National Health and Medical Research Council Centre of Research Excellence for Chronic Respiratory Disease, School of Medicine, University of Tasmania, 17 Liverpool Street, Private Bag 23, Hobart, Tasmania 7000, Australia.
Expert Rev Respir Med. 2013 Jun;7(3):275-88. doi: 10.1586/ers.13.26.

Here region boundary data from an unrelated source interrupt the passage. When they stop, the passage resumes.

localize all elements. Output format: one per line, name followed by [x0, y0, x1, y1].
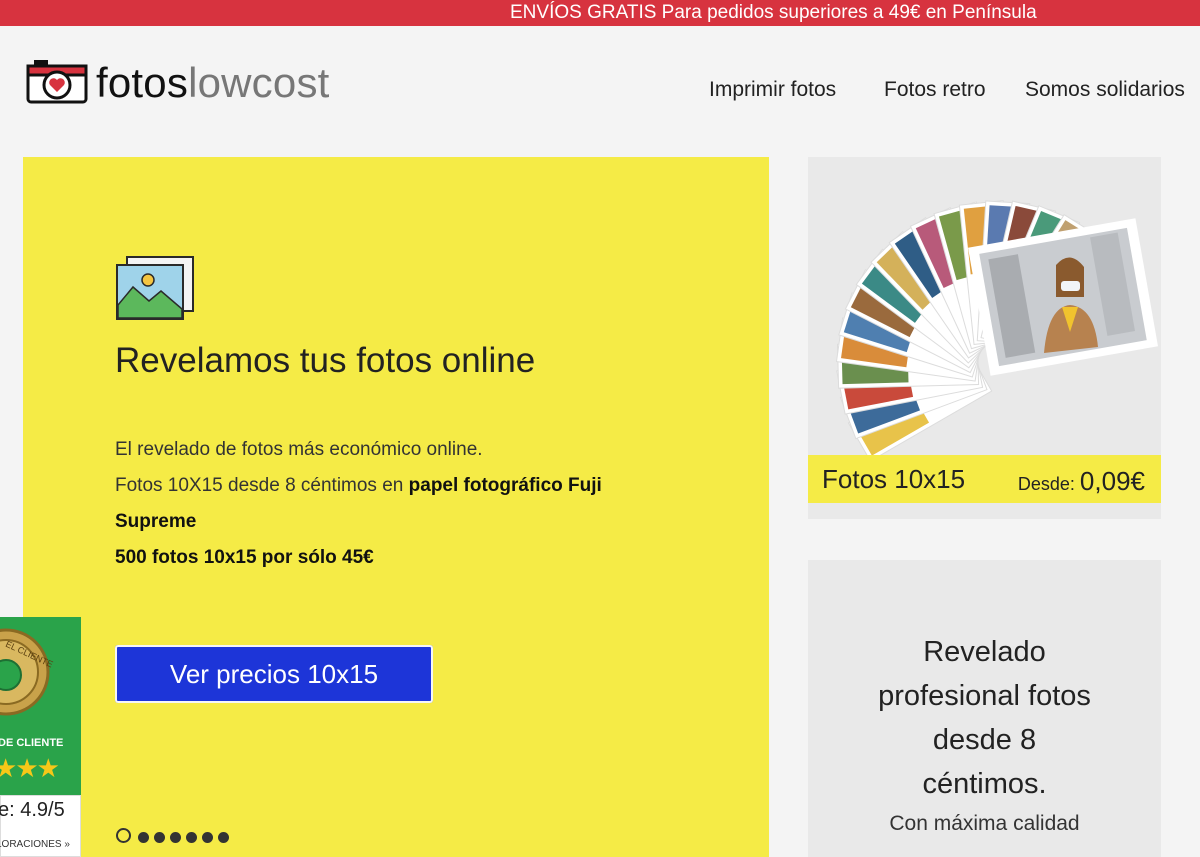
nav-somos-solidarios[interactable]: Somos solidarios	[1025, 78, 1185, 102]
promo-headline-line: Revelado	[923, 636, 1046, 668]
hero-line-2: Fotos 10X15 desde 8 céntimos en papel fo…	[115, 475, 602, 497]
hero-line-4-bold: 500 fotos 10x15 por sólo 45€	[115, 547, 374, 568]
price-value: 0,09€	[1079, 466, 1145, 496]
nav-fotos-retro[interactable]: Fotos retro	[884, 78, 986, 102]
nav-imprimir-fotos[interactable]: Imprimir fotos	[709, 78, 836, 102]
free-shipping-banner: ENVÍOS GRATIS Para pedidos superiores a …	[0, 0, 1200, 26]
hero-line-3-bold: Supreme	[115, 511, 197, 532]
hero-title: Revelamos tus fotos online	[115, 341, 536, 380]
star-icon: ★	[15, 753, 38, 783]
view-prices-button[interactable]: Ver precios 10x15	[115, 645, 433, 703]
price-from-label: Desde:	[1017, 474, 1075, 494]
hero-line-2-bold: papel fotográfico Fuji	[408, 475, 602, 496]
carousel-dot[interactable]	[138, 832, 149, 843]
carousel-dot[interactable]	[218, 832, 229, 843]
hero-line-1: El revelado de fotos más económico onlin…	[115, 439, 483, 460]
customer-rating-badge[interactable]: EL CLIENTE DE CLIENTE ★★★ e: 4.9/5 LORAC…	[0, 617, 81, 857]
rating-label: DE CLIENTE	[0, 737, 64, 749]
rating-score: e: 4.9/5	[0, 799, 65, 821]
promo-headline-line: céntimos.	[922, 768, 1047, 800]
price-bar: Fotos 10x15 Desde: 0,09€	[808, 455, 1161, 503]
promo-headline-line: desde 8	[932, 724, 1037, 756]
rating-count: LORACIONES »	[0, 839, 70, 850]
free-shipping-text: ENVÍOS GRATIS Para pedidos superiores a …	[510, 2, 1037, 23]
product-card-10x15[interactable]: Fotos 10x15 Desde: 0,09€	[808, 157, 1161, 519]
carousel-dot[interactable]	[186, 832, 197, 843]
logo-wordmark-secondary: lowcost	[188, 59, 330, 106]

The authors have reviewed the current literature on airway inflammation and remodeling in smoking-related chronic obstructive pulmonary disease (COPD). Detailed data on airway remodeling in COPD are especially sparse and how these changes lead to decline in lung function is not well understood. Small airway fibrosis and obliteration are likely to be the main contributors to physiological airway dysfunction and occur earlier than any subsequent development of emphysema. One potential mechanism contributing to small airway fibrosis/obliteration and change in extracellular matrix is epithelial-mesenchymal transition. When associated with angiogenesis (so-called epithelial-mesenchymal transition type 3) it may well also be the link with the development of cancer, which is closely associated with COPD, predominantly in large airways. The authors have focused on our recent publications in these areas. Further investigations teasing out these mechanisms will help improve our understanding of key airway disease processes in COPD, which may have major therapeutic implications.
作者回顾了与吸烟相关的慢性阻塞性肺疾病(COPD)气道炎症和重塑的现有文献。关于 COPD 气道重塑的详细数据特别稀少,这些变化如何导致肺功能下降尚不清楚。小气道纤维化和闭塞很可能是导致气道生理功能障碍的主要原因,并且比随后发生的肺气肿更早出现。导致小气道纤维化/闭塞和细胞外基质改变的一个潜在机制是上皮-间充质转化。当与血管生成(所谓的上皮-间充质转化 3 型)相关时,它也可能是与癌症发展的联系,而癌症与 COPD 密切相关,主要发生在大气道。作者关注了我们在这些领域的最新出版物。进一步的研究可以深入了解 COPD 中关键的气道疾病过程,这可能具有重要的治疗意义。